3. Il post mortem dei sādhaka secondo la dottrina di Śaṃkarācārya
Gian Giuseppe Filippi
Il post mortem dei sādhaka secondo la dottrina di Śaṃkarācārya – III
Com’è che il jīvātman se ne va dal corpo? Abbiamo già visto, come riporta il passaggio della Bṛhadāraṇyaka Upaniṣad, che egli è seguito dalla conoscenza, dal karma e dall’esperienza passata.
Proprio come un orafo fonde una piccola quantità d’oro e ne modella un’altra, una forma nuova e migliore, così il [jīva]ātman abbandona questo corpo, lo rende insenziente, e se ne fa un altro – una forma nuova e migliore adatta a [fruire] del mondo degli antenati, dei gandharva, degli Dei, di Prajāpati, di Brahman o di qualsiasi altro essere.
Dopo aver così sinteticamente esposto il tema dell’assunzione di un corpo sottile (liṅga o sūkṣma śarīra) per godere o scontare nei diversi bhogaloka i risultati del karma compiuto nell’ultima vita, la śruti opportunamente ricorda che:
In realtà l’Ātman è il Brahman, anche se lo si identifica alla buddhi, al manas, al prāṇa, alla vista e all’udito, alla terra, all’acqua, al fuoco, all’aria e all’etere, ma che è diverso dal fuoco; sottoposto al desiderio [ma in sé] esente da desiderio, all’ira ma esente da ira, alla rettitudine ma privo di rettitudine, sottoposto ma esente da qualsiasi cosa percepita direttamente o dedotta indirettamente. Lo si pensa che agisca e che come agisce tale diventa. Compiendo cose buone diventa buono, compiendo cose cattive diventa cattivo; diventa virtuoso con azioni virtuose e vizioso con azioni viziose. Altri invece dicono che l’Ātman si identifica solo con il suo desiderio. Decide di agire per ottenere quello che desidera e ciò per cui agisce, quello diventa.

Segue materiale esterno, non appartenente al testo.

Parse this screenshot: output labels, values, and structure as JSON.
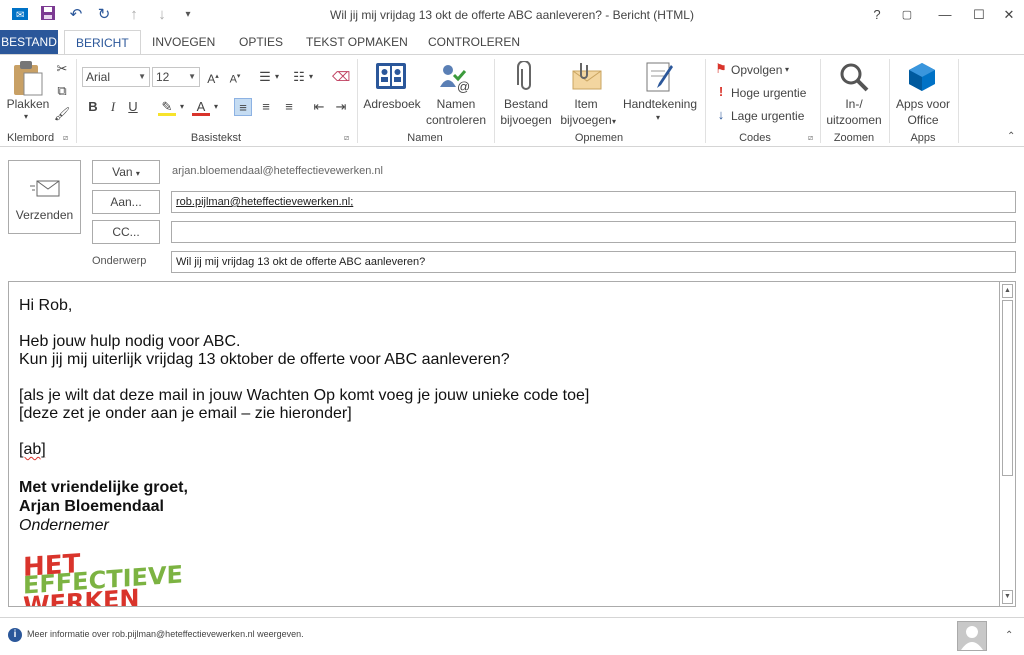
{
  "window": {
    "title": "Wil jij mij vrijdag 13 okt de offerte ABC aanleveren? - Bericht (HTML)",
    "help": "?",
    "restore_ribbon": "▢",
    "minimize": "—",
    "maximize": "☐",
    "close": "✕"
  },
  "tabs": [
    "BESTAND",
    "BERICHT",
    "INVOEGEN",
    "OPTIES",
    "TEKST OPMAKEN",
    "CONTROLEREN"
  ],
  "ribbon": {
    "klembord": {
      "label": "Klembord",
      "paste": "Plakken"
    },
    "basistekst": {
      "label": "Basistekst",
      "font": "Arial",
      "size": "12",
      "bold": "B",
      "italic": "I",
      "underline": "U"
    },
    "namen": {
      "label": "Namen",
      "adresboek": "Adresboek",
      "namen_line1": "Namen",
      "namen_line2": "controleren"
    },
    "opnemen": {
      "label": "Opnemen",
      "bestand_line1": "Bestand",
      "bestand_line2": "bijvoegen",
      "item_line1": "Item",
      "item_line2": "bijvoegen",
      "handtekening": "Handtekening"
    },
    "codes": {
      "label": "Codes",
      "opvolgen": "Opvolgen",
      "hoge": "Hoge urgentie",
      "lage": "Lage urgentie"
    },
    "zoomen": {
      "label": "Zoomen",
      "line1": "In-/",
      "line2": "uitzoomen"
    },
    "apps": {
      "label": "Apps",
      "line1": "Apps voor",
      "line2": "Office"
    }
  },
  "compose": {
    "send": "Verzenden",
    "van_button": "Van",
    "van_value": "arjan.bloemendaal@heteffectievewerken.nl",
    "aan_button": "Aan...",
    "aan_value": "rob.pijlman@heteffectievewerken.nl;",
    "cc_button": "CC...",
    "cc_value": "",
    "subject_label": "Onderwerp",
    "subject_value": "Wil jij mij vrijdag 13 okt de offerte ABC aanleveren?"
  },
  "body": {
    "greeting": "Hi Rob,",
    "line1": "Heb jouw hulp nodig voor ABC.",
    "line2": "Kun jij mij uiterlijk vrijdag 13 oktober de offerte voor ABC aanleveren?",
    "note1": "[als je wilt dat deze mail in jouw Wachten Op komt voeg je jouw unieke code toe]",
    "note2": "[deze zet je onder aan je email – zie hieronder]",
    "code": "[ab]",
    "closing": "Met vriendelijke groet,",
    "name": "Arjan Bloemendaal",
    "role": "Ondernemer",
    "logo_line1": "HET",
    "logo_line2": "EFFECTIEVE",
    "logo_line3": "WERKEN"
  },
  "status": {
    "text": "Meer informatie over rob.pijlman@heteffectievewerken.nl weergeven."
  },
  "colors": {
    "accent": "#2b579a",
    "logo_red": "#d9342b",
    "logo_green": "#7cb342"
  }
}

Come si è detto in precedenza, la conoscenza, per quanto insufficiente, e il karma accumulati nell’ultima vita conducono al cielo della luna il jīvātman dello yogi ignorante, che ha lasciato il cadavere per mezzo del fumo seguendo la guida delle divinità tenebrose. A questo proposito, si trova un commento più preciso nei Brahma Sūtra, dove Śaṃkara afferma:
Si comprende che il jīvātmā, con il prāṇa, gli indriya e il manas, avvolto dall’ignoranza, il karma e le impressioni della vita precedente, lascia il vecchio corpo e ottiene un nuovo corpo.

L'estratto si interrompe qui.